Fuel consumption in the mining of non-energy resources (things like iron ore, bauxite, gold, lime, etc.) is a 49Mt greenhouse issue – that’s 17 per cent more than passenger cars. So exploiting our national mineral resources is a significantly bigger greenhouse issue than driving our nation’s passenger cars.
Industrial processes – like refining minerals or producing cement – plus emissions from the chemicals industry, and metal production (like making aluminium from bauxite) – account for 31Mt worth of emissions. So-called ‘fugitive emissions’ – which are gasses that escape from the production of coal, gas, oil and solid fuels – total 40Mt. And, of those, 29Mt comes from coal mining and decommissioned coal mines.
Basically, industries that simply haven’t learned how to control their leakages is almost twice as big a greenhouse problem as driving passenger cars.
How about deforestation? Monty Python sang the famous song about being a lumberjack, and that being okay, but cutting trees down releases 50Mt worth of annual greenhouse emissions, although this is somewhat offset by reforestation schemes, which sequester carbon and bring that total down to a more respectable 23Mt – call it a little over half the total of passenger car emissions.
When you boil this all down, preferably using clean, renewable energy, you’d have to conclude there’s something of a gap between the public perception of the greenhouse problem, and the facts.

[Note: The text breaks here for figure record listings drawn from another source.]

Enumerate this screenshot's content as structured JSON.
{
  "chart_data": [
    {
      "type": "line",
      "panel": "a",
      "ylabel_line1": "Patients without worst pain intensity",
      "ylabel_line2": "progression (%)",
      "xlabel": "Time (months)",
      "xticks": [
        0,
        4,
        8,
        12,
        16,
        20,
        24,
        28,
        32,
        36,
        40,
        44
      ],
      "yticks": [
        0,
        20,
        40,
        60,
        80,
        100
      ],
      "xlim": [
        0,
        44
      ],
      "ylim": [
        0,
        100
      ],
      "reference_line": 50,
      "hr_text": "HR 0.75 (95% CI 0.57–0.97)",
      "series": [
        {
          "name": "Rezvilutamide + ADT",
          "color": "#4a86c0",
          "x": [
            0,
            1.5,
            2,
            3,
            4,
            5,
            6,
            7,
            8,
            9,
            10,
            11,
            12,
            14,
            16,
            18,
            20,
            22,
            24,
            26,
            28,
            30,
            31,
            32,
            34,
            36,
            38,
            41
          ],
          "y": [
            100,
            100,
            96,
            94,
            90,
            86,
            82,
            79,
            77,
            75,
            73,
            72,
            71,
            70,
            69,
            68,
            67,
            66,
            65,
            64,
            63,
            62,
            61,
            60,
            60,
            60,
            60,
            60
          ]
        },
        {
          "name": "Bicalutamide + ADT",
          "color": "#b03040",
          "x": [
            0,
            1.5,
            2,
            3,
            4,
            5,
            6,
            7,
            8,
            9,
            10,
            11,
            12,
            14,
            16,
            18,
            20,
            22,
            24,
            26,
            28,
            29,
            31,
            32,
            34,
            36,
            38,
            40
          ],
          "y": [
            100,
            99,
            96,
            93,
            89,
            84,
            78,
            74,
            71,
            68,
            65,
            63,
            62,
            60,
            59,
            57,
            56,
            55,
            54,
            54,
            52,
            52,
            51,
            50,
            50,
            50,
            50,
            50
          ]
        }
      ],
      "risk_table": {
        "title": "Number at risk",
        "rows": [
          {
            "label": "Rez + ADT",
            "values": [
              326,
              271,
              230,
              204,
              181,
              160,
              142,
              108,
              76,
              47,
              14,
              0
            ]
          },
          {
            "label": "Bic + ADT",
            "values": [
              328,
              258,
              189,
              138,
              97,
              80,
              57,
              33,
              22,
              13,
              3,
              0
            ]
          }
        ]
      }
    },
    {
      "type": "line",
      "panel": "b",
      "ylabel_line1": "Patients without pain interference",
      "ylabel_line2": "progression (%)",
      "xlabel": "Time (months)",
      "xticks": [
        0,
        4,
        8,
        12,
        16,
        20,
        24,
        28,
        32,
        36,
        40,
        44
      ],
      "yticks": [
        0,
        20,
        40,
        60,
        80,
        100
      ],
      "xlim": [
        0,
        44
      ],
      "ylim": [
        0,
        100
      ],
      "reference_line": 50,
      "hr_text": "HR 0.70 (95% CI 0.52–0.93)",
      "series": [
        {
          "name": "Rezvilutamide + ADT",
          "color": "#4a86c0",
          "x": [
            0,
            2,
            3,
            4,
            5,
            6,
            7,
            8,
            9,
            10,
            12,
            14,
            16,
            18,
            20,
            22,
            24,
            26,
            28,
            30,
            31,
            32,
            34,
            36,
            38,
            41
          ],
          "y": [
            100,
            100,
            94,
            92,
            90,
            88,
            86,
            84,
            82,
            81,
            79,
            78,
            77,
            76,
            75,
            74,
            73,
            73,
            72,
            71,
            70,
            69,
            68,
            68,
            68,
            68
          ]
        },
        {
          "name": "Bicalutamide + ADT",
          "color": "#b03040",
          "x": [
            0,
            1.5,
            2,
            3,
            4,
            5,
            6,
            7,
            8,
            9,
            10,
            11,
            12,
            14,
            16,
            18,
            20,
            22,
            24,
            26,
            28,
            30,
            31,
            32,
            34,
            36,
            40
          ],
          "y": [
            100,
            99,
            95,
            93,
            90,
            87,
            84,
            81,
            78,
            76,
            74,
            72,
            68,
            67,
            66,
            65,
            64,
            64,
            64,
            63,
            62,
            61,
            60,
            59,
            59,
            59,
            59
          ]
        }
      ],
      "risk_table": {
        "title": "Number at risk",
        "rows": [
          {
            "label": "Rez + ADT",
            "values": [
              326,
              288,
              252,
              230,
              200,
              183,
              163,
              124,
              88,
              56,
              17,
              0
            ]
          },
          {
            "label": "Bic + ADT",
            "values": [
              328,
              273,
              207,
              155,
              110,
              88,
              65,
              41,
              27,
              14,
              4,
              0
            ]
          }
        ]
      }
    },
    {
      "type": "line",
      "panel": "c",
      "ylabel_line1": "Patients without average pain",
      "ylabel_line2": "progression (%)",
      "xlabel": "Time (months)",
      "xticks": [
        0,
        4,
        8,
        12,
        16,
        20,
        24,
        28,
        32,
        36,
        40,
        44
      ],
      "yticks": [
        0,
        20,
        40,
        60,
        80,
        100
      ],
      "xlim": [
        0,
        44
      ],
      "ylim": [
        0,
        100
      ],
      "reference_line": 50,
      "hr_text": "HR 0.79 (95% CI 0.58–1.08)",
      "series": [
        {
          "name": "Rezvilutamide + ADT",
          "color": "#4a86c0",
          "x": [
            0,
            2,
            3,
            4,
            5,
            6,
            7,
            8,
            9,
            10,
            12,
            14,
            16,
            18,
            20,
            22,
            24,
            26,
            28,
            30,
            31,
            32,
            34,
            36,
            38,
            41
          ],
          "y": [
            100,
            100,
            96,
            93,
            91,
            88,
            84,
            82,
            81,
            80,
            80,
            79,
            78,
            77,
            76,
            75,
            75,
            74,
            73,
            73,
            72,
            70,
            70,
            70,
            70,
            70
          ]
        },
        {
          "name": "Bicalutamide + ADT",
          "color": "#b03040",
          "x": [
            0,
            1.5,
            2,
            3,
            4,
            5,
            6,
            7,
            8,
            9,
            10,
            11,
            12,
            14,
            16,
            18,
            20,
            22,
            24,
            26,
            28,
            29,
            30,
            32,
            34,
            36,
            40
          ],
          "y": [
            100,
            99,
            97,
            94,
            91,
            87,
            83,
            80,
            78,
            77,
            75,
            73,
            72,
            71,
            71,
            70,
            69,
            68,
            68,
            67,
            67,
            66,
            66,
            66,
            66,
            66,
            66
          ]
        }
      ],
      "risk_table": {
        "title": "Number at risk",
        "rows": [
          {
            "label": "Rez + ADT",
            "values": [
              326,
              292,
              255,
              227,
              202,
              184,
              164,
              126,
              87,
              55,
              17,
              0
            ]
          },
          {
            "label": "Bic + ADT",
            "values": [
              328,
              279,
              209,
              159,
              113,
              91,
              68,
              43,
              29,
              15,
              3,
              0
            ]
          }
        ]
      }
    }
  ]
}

If you say ‘climate change’ or ‘CO2’ or ‘greenhouse problem’ to your average Joe in the street, in general conversation, nine times out of 10 the car will be fingered as being a principal culprit. I wonder where these people think the electricity for their air conditioners and 42-inch plasma TVs comes from?
We’re never going to make a real dent in CO2 by demonizing the car. Or by reducing the fuel consumption of passenger cars without targeting the even bigger emitters in a similar fashion.
If we could cut the fuel consumption of passenger cars by 15 per cent overnight (and we could do that, theoretically, just by driving a bit smarter) it would make just over one per cent difference to the national greenhouse emissions picture.
However, if we did the same thing with electricity and cut consumption by 15 per cent (also possible in theory) it would make almost six per cent difference to national greenhouse emissions. Same percentage change; six times the result. By targeting a bigger problem sector.
Frankly, you’d be doing the greenhouse problem a bigger favour by using less heat in winter, less air conditioning in summer and turning off the lights when you’re not in the room, than you would by ditching a somewhat large car you might love driving even if doing so has been making you feel increasingly the environmental vandal, lately.
The car is simply not the only hurdle on the road to preventing envirogeddon. It’s certainly not the biggest hurdle, either, and the car industry has lately done much more than some, like mining, to clean up its act.
It’s convenient rhetoric in some circles to point the finger at cars and call them environmentally evil devices, but doing so is actually way off target. It won’t cut CO2 enough – but it will get the environment lobby groups on the TV.